È adorabile questa consuetudine degli scherzi telefonici. Un po’ perché ci danno un’immagine “off the records” dei rapporti e degli atteggiamenti privati del “Potere”, un po’ perché da giovani li abbiamo fatti tutti. Ciò che fa “la differenza” è l’analisi successiva allo scherzo, che è poi la differenza tra l’analisi “amatoriale” e quella “politica”. Prendiamo in considerazione lo scherzo telefonico tra Monsignor Vincenzo Paglia ed il finto Matteo Renzi sul caso Marino, ormai diventato “cult” sulla Rete. La prima immediata e scontata analisi è che Ignazio Marino ne esca con le ossa rotte.
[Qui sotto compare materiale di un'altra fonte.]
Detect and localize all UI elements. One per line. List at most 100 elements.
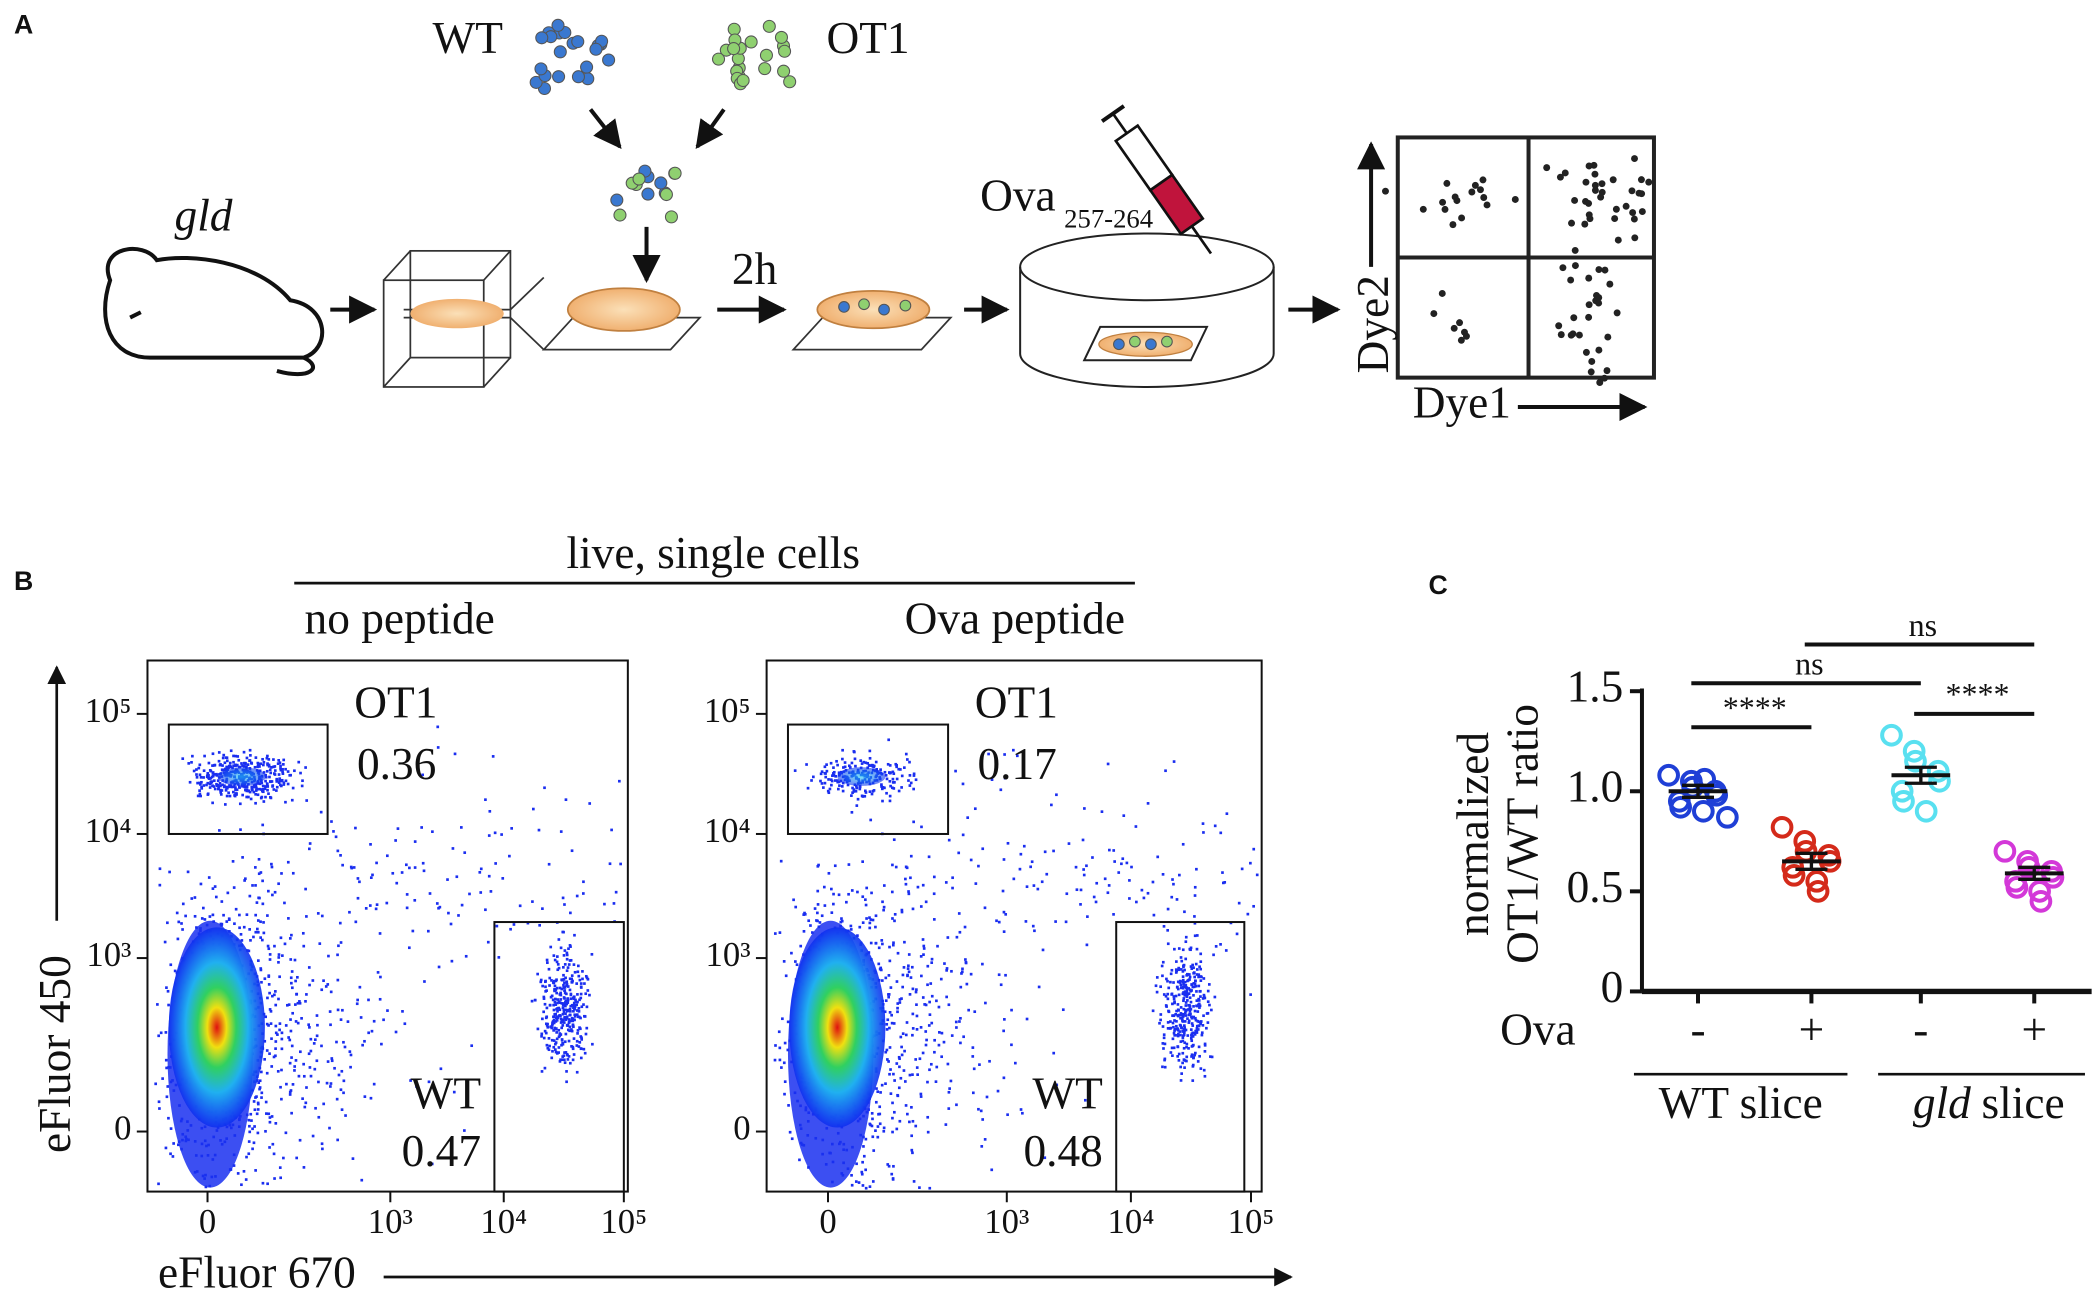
event-dot [271,893,274,897]
event-dot [354,920,358,924]
event-dot [1185,991,1189,995]
event-dot [277,781,281,785]
event-dot [830,911,834,914]
event-dot [560,978,564,982]
event-dot [269,1009,273,1013]
event-dot [579,1035,583,1038]
event-dot [270,1065,274,1068]
event-dot [805,763,808,766]
event-dot [896,1094,900,1098]
event-dot [574,998,577,1002]
event-dot [221,756,225,760]
event-dot [861,795,865,798]
event-dot [950,969,953,973]
event-dot [437,906,440,910]
event-dot [940,1055,944,1059]
event-dot [202,776,205,779]
event-dot [208,786,212,789]
cell [1113,338,1125,351]
event-dot [232,754,235,758]
event-dot [1195,867,1198,871]
event-dot [1188,973,1191,976]
event-dot [296,1001,300,1005]
event-dot [893,780,896,784]
event-dot [552,1039,556,1042]
event-dot [210,780,213,783]
event-dot [394,839,397,842]
event-dot [1181,986,1185,990]
event-dot [577,964,580,968]
plot-title: no peptide [305,594,495,644]
event-dot [841,789,845,793]
event-dot [275,785,279,789]
event-dot [248,759,251,763]
event-dot [543,1002,547,1006]
event-dot [879,968,883,972]
event-dot [449,922,453,926]
event-dot [995,919,998,923]
event-dot [1140,888,1144,892]
event-dot [929,982,933,985]
event-dot [268,958,272,961]
event-dot [556,998,560,1001]
event-dot [573,1013,577,1017]
event-dot [195,775,199,779]
event-dot [1195,1030,1198,1033]
event-dot [959,1041,962,1045]
quadrant-dot [1419,205,1427,213]
event-dot [1208,1003,1211,1007]
event-dot [1161,960,1165,964]
event-dot [1181,1020,1185,1023]
data-point [1902,739,1926,763]
event-dot [290,970,294,973]
event-dot [891,786,894,790]
quadrant-dot [1457,336,1465,344]
data-point [1805,870,1829,893]
brain-slice [410,298,504,329]
y-tick-label: 10⁴ [85,811,132,850]
density [168,927,265,1128]
event-dot [911,1119,915,1123]
event-dot [1182,1012,1186,1016]
event-dot [1213,824,1217,828]
event-dot [321,1147,324,1151]
event-dot [1193,894,1197,897]
event-dot [544,985,547,989]
gate-percent: 0.36 [357,739,436,789]
event-dot [218,829,221,832]
event-dot [327,954,330,958]
event-dot [227,766,230,769]
event-dot [563,1016,567,1019]
cell-label: WT [432,13,503,63]
event-dot [827,871,831,875]
y-tick-label: 0 [733,1109,750,1148]
event-dot [245,795,249,799]
event-dot [267,1112,271,1116]
event-dot [247,949,251,953]
density [217,767,266,786]
quadrant-dot [1571,262,1579,270]
event-dot [1182,1058,1186,1061]
quadrant-dot [1575,331,1583,339]
event-dot [336,849,340,853]
event-dot [898,998,902,1001]
event-dot [1181,978,1185,982]
event-dot [566,1008,569,1012]
event-dot [881,900,884,904]
cell [727,42,741,56]
event-dot [451,847,455,850]
event-dot [1003,753,1006,756]
event-dot [1180,1016,1184,1020]
event-dot [583,1014,586,1018]
event-dot [1183,910,1186,914]
event-dot [1085,943,1089,947]
event-dot [799,944,803,948]
data-point [2005,876,2029,899]
event-dot [841,757,844,761]
event-dot [1160,964,1164,968]
event-dot [238,926,241,930]
event-dot [967,1008,970,1012]
quadrant-dot [1585,199,1593,207]
event-dot [275,789,278,792]
event-dot [918,1186,921,1189]
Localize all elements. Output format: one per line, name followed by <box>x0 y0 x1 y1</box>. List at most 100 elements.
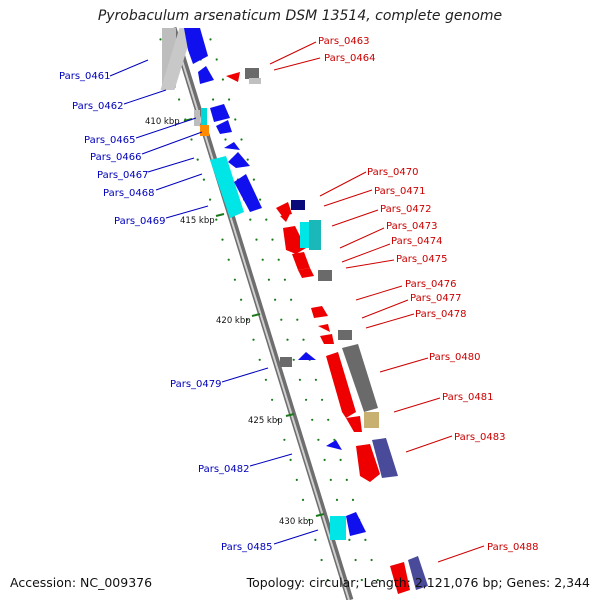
right-gene-labels: Pars_0463 Pars_0464 Pars_0470 Pars_0471 … <box>269 36 538 563</box>
gene-block[interactable] <box>338 330 352 340</box>
guide-dot <box>196 158 199 161</box>
guide-dot <box>364 538 367 542</box>
gene-block[interactable] <box>160 28 194 90</box>
guide-dot <box>209 38 212 41</box>
guide-dot <box>178 98 181 101</box>
gene-arrow[interactable] <box>318 324 330 332</box>
gene-label[interactable]: Pars_0467 <box>97 170 148 181</box>
gene-block[interactable] <box>245 68 259 79</box>
gene-label[interactable]: Pars_0470 <box>367 167 418 178</box>
gene-arrow[interactable] <box>198 66 214 84</box>
guide-dot <box>271 398 274 401</box>
gene-block[interactable] <box>280 357 292 367</box>
gene-arrow[interactable] <box>216 120 232 134</box>
guide-dot <box>317 438 320 441</box>
guide-dot <box>308 518 311 522</box>
gene-label[interactable]: Pars_0468 <box>103 188 154 199</box>
guide-dot <box>329 478 332 481</box>
gene-label[interactable]: Pars_0471 <box>374 186 425 197</box>
gene-block[interactable] <box>201 108 207 126</box>
gene-block[interactable] <box>291 200 305 210</box>
gene-arrow[interactable] <box>280 214 290 222</box>
gene-arrow[interactable] <box>356 444 380 482</box>
gene-block[interactable] <box>194 110 200 126</box>
guide-dot <box>246 318 249 321</box>
gene-label[interactable]: Pars_0475 <box>396 254 447 265</box>
guide-dot <box>209 198 212 201</box>
guide-dot <box>159 38 162 41</box>
gene-label[interactable]: Pars_0488 <box>487 542 538 553</box>
guide-dot <box>221 238 224 241</box>
gene-arrow[interactable] <box>224 142 240 150</box>
gene-arrow[interactable] <box>226 72 240 82</box>
gene-arrow[interactable] <box>372 438 398 478</box>
gene-arrow[interactable] <box>346 416 362 432</box>
gene-block[interactable] <box>300 222 309 248</box>
gene-arrow[interactable] <box>311 306 328 318</box>
guide-dot <box>267 278 270 281</box>
gene-arrow[interactable] <box>184 28 208 64</box>
gene-label[interactable]: Pars_0479 <box>170 379 221 390</box>
gene-label[interactable]: Pars_0476 <box>405 279 456 290</box>
guide-dot <box>202 178 205 181</box>
gene-label[interactable]: Pars_0483 <box>454 432 505 443</box>
gene-arrow[interactable] <box>408 556 428 590</box>
gene-block[interactable] <box>364 412 379 428</box>
gene-label[interactable]: Pars_0480 <box>429 352 480 363</box>
guide-dot <box>221 78 224 81</box>
gene-label[interactable]: Pars_0465 <box>84 135 135 146</box>
gene-block[interactable] <box>318 270 332 281</box>
gene-arrow[interactable] <box>228 152 250 168</box>
guide-dot <box>246 158 249 161</box>
kbp-tick <box>251 313 261 317</box>
gene-label[interactable]: Pars_0481 <box>442 392 493 403</box>
gene-block[interactable] <box>249 78 261 84</box>
gene-label[interactable]: Pars_0482 <box>198 464 249 475</box>
gene-label[interactable]: Pars_0473 <box>386 221 437 232</box>
gene-arrow[interactable] <box>276 202 292 216</box>
gene-label[interactable]: Pars_0472 <box>380 204 431 215</box>
guide-dot <box>258 358 261 361</box>
guide-dot <box>280 318 283 321</box>
gene-arrow[interactable] <box>326 440 342 450</box>
guide-dot <box>252 178 255 181</box>
genome-summary-text: Topology: circular; Length: 2,121,076 bp… <box>246 575 590 590</box>
guide-dot <box>323 458 326 461</box>
gene-label[interactable]: Pars_0464 <box>324 53 375 64</box>
gene-arrow[interactable] <box>342 344 378 412</box>
gene-arrow[interactable] <box>320 334 334 344</box>
gene-label[interactable]: Pars_0477 <box>410 293 461 304</box>
guide-dot <box>314 538 317 542</box>
gene-label[interactable]: Pars_0478 <box>415 309 466 320</box>
gene-label[interactable]: Pars_0461 <box>59 71 110 82</box>
guide-dot <box>227 258 230 261</box>
gene-arrow[interactable] <box>390 562 410 594</box>
guide-dot <box>283 438 286 441</box>
gene-arrow[interactable] <box>298 268 314 278</box>
gene-block[interactable] <box>309 220 321 250</box>
gene-label[interactable]: Pars_0466 <box>90 152 141 163</box>
gene-block[interactable] <box>200 125 209 136</box>
gene-label[interactable]: Pars_0485 <box>221 542 272 553</box>
gene-arrow[interactable] <box>346 512 366 536</box>
guide-dot <box>370 558 373 562</box>
guide-dot <box>264 378 267 381</box>
kbp-tick <box>315 513 325 517</box>
kbp-ticks: 410 kbp 415 kbp 420 kbp 425 kbp 430 kbp <box>145 117 325 527</box>
guide-dot <box>212 98 215 101</box>
gene-arrow[interactable] <box>298 352 316 360</box>
gene-label[interactable]: Pars_0462 <box>72 101 123 112</box>
guide-dot <box>224 138 227 141</box>
gene-arrow[interactable] <box>210 156 244 218</box>
gene-label[interactable]: Pars_0474 <box>391 236 442 247</box>
guide-dot <box>351 498 355 501</box>
gene-arrow[interactable] <box>326 352 356 418</box>
gene-arrow[interactable] <box>234 174 262 212</box>
gene-block[interactable] <box>330 516 346 540</box>
gene-arrow[interactable] <box>210 104 230 122</box>
gene-arrow[interactable] <box>292 252 310 270</box>
gene-label[interactable]: Pars_0469 <box>114 216 165 227</box>
gene-label[interactable]: Pars_0463 <box>318 36 369 47</box>
gene-features <box>160 28 428 594</box>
La telefonata restituisce un’immagine malinconica di un sindaco di Roma che, per dirla con Paglia, fa “una figura da bischero”, che si “imbuca” nelle agende “altrui” per fare passerella.
Te lo ritrovi lì da solo con la sua fascia tricolore, inopportuno come chi si mette in smoking per andare a giocare il Superenalotto. E si ritorna col pensiero ai tristi momenti in cui il nostro Ignazio rincorreva sulla scaletta dell’aereo presidenziale per uno scatto da spendere politicamente il suo amico Barack che ignorava sia chi fosse questo Ignazio, sia che loro fossero amici. È un sindaco mitomane che cerca il selfie con i potenti il nostro Ignazio, che insegue il Pontefice come un fidanzatino che abbia qualcosa da “farsi perdonare a Philadelphia” (parole di Mons. Paglia). È un Paolini con la fascia tricolore con l’unica differenza che non ha lo stesso tempismo del più noto disturbatore televisivo.
È un sindaco del quale nessuno ha fiducia per il Giubileo e che ormai danza in maniera penosa e scomposta alla festa del suo triste pensionamento politico, congedandosi con disonore dall’elettorato di sinistra che, schierato com’è sempre stato, ha ritenuto opportuno votare anche un personaggio del genere pur di obbedire agli ordini di scuderia e “cacciare i fascisti da Roma”. Ma a ben vedere, a parte qualche pruriginoso particolare che la telefonata ci restituisce, non c’è nulla di Marino che non sapessimo già. Il dato inedito che invece lo scherzo de “La Zanzara” ci regala, è quello che paradossalmente è passato sotto silenzio.
Crolla il mito della Chiesa come luogo di scaltrezza popolato da persone che “non si fanno prendere in giro”. È bastato un telefono, un jingle ed un imitatore per far scoppiare questo “terremoto diplomatico”, che non lascerà macerie soltanto perché l’Italia in generale e Roma in particolare sono già realtà politicamente “rase al suolo”. Ma la scenetta più deliziosa, che sicuramente rimarrà negli annali, è quella di un Paglia che, attempato e presumibilmente frustrato nelle sue aspettative carrieristico-talari, liscia il pelo al Potente di Pontassieve, si mette a sua disposizione, si ritaglia sartorialmente il suo personale ruolo di mediatore, scavalcando i consueti canali diplomatici e palesando il fatto che oramai anche la realtà Vaticana, per contatto con quella Italiana, sta regredendo di una involuzione “fasciolara”. Lui crea il problema diplomatico (ingigantendolo) e lui stesso si autocandida a soluzione in qualità di pontiere.
E per chiudere in bellezza, si esibisce in una sperticata ostentazione di lodi verso “Matteo”, come una groupie verso il suo idolo rockettaro: “I miei complimenti per tutto, davvero complimenti andate avanti, vai, tieni duro”. La telefonata si chiude con la frase di Mons. Paglia: “E poi, quando ci vediamo un minuto ti dico anche qualcosa...”. Il finto Renzi lo interrompe. Possiamo immaginare che il Prelato, dopo essersi presentato come la soluzione alla dappocaggine di Marino, gli stesse chiedendo un piacere. Il solito piacerino, nulla di inimmaginabile. E il siparietto, peraltro omesso da tutti per ruffiana lecchinaggine verso il Vaticano, intristisce anche quelli un po’ rotti a tutto.